A synthetic solution:
The basic principle here? Keep adding things to the picture until we have enough to make it work.
First, the basic diagram with our five points $A,P,Q,R,S$ on a circle $\Gamma$ and some equal angles marked. Also, for future use, I've labeled the segments $AQ$ and $AR$.
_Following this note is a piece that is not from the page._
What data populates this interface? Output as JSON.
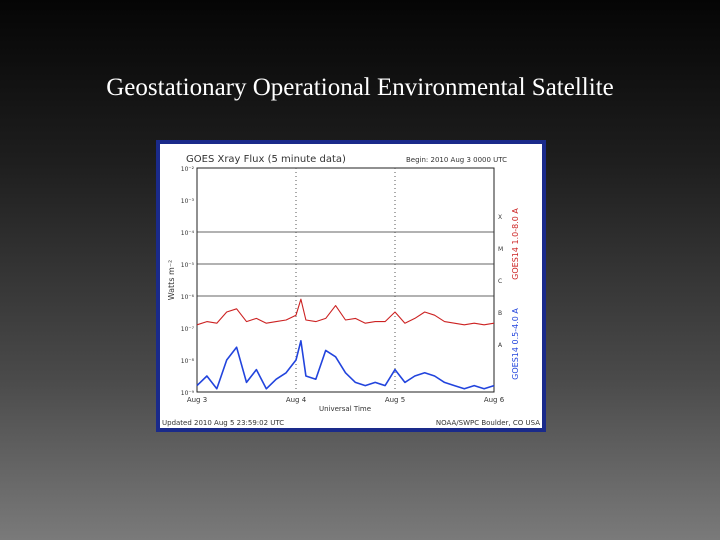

Second, that expression $AR(AP+AR)$ kind of reminds me of Power of a Point. Let's make it actually into a case of that - extend $PA$ to a point $B$ such that $AB=AR$, and extend $SA$ to $C$ such that $AC=AQ$. Also, draw in $BR$ and $CQ$ to close those isosceles triangles:
Well, now we have two different points that we're computing powers from. It's the same circle $\Gamma$, so we win if they're the same distance from the center. That's not much use directly, but the new lines we've drawn in are interesting. The isosceles triangles make $\angle AQC =\angle QCA=\frac12\angle QAS = \angle QAR$, so $CQ$ and $AR$ are parallel. Similarly, $BR$ and $AQ$ are parallel. Extend $BR$ and $CQ$ to meet at $D$ and complete the parallelogram:
We have $\angle CDB = \angle ACD = \angle DBA$, so $ACDR$ and $AQDB$ are isosceles trapezoids. The perpendicular bisector of $AQ$, which passes through the center of $\Gamma$, also bisects $BD$, so $D$ is the reflection of $B$ across this bisector. In particular, if $R'$ is the second intersection of $BD$ with $\Gamma$, then $BR'=DR$ and $BR=DR'$, so $DR\cdot DR'=BR'\cdot BR=BA\cdot BP=AR\cdot (AR+AP)$. Similarly, let $Q'$ be the second intersection of $CD$ with $\Gamma$. $D$ is the reflection of $C$ across the perpendicular bisector of $AR$, which also passes through the center of $\Gamma$ and bisects $CD$, so $CQ'=DQ$ and $CQ=DQ'$. Thus $DQ\cdot DQ' = CQ'\cdot CQ=CA\cdot CS = AQ\cdot (AQ+AS)$. But of course, $DQ\cdot DQ'=DR\cdot DR'$, so $AR\cdot (AR+AP)=AQ\cdot (AQ+AS)$. Done.
As it happens, $QQ'=AP$ and $RR'=AS$. We didn't use these directly, but in the end we can mark off an awful lot of equal lengths in the picture. My method is certainly not the only one that works well.